Taxis parisiens : Peuvent-ils se défaire de l’image calamiteuse qui les plombe ?

Furieux de la victoire juridique remportée récemment par leurs concurrents VTC honnis, les taxis parisiens repartent à l’assaut du macadam pour faire entendre leurs revendications corporatistes. Avec un axe de communication délibérément victimaire pilonnant l’inégalité des charges sociales entre eux et les nouveaux entrants et le risque de paupérisation (voire de disparition) de la profession de chauffeur de taxi. En dépit de certains arguments valides, leur combat suscite au mieux l’indifférence des usagers, au pire une critique virulente contre ceux qui ont abîmé depuis longtemps leur propre réputation auprès de la clientèle. Rebond d’image possible ou hallali inexorable ?

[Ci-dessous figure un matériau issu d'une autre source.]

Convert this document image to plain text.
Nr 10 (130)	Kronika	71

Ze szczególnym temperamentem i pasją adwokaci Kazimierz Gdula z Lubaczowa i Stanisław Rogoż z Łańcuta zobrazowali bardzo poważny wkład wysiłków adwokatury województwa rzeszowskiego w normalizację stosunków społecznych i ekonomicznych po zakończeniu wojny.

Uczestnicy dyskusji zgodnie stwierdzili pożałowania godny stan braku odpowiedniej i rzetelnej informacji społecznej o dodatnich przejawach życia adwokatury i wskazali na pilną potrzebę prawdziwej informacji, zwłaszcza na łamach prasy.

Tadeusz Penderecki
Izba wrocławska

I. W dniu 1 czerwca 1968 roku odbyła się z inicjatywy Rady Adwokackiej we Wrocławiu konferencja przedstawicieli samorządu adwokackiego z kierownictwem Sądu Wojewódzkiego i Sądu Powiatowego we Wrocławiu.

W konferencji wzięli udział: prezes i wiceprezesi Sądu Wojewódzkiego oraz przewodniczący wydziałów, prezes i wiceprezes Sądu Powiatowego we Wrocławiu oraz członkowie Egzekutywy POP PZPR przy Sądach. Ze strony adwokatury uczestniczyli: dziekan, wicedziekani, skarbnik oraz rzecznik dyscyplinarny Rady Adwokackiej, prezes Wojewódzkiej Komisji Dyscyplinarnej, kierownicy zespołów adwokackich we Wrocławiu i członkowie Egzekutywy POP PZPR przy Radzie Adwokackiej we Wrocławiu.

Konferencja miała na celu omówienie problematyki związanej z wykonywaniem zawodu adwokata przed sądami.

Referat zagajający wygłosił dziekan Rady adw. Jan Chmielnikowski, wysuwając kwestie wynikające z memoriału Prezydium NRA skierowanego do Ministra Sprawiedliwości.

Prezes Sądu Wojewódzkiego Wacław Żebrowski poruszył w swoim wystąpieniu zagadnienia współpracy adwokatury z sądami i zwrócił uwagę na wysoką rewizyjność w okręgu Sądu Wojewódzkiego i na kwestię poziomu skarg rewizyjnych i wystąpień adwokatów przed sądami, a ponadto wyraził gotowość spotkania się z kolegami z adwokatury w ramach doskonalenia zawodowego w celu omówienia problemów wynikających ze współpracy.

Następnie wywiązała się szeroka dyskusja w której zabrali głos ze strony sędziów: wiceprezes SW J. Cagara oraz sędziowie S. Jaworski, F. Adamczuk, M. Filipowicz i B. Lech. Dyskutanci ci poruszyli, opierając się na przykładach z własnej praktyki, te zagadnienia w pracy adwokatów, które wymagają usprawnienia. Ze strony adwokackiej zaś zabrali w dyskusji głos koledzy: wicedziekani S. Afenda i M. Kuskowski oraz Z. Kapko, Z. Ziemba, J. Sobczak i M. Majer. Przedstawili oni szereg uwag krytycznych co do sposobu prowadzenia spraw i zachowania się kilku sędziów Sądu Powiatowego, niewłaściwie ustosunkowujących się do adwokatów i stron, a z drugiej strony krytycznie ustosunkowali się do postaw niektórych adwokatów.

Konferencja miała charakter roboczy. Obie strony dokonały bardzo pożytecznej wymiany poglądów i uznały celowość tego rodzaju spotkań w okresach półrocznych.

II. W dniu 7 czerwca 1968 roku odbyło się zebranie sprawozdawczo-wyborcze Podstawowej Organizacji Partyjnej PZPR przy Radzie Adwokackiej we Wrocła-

Il y a 109 ans, le comte André Colonna-Walewski révolutionnait l’univers des transports parisiens. Féru d’automobile, il était intimement convaincu que la voiture à moteur à explosion pouvait idéalement s’imposer comme moyen de transport urbain à la place des véhicules hippomobiles qui trustaient le pavé de la capitale. En 1904, il créa ainsi la Compagnie française des automobiles de place qui deviendra ultérieurement la célèbre société G7 qui englobe actuellement avec ses filiales (1) 10 000 des 18 000 taxis parisiens. La calèche tira alors rapidement sa révérence devant le succès des voitures à pétrole.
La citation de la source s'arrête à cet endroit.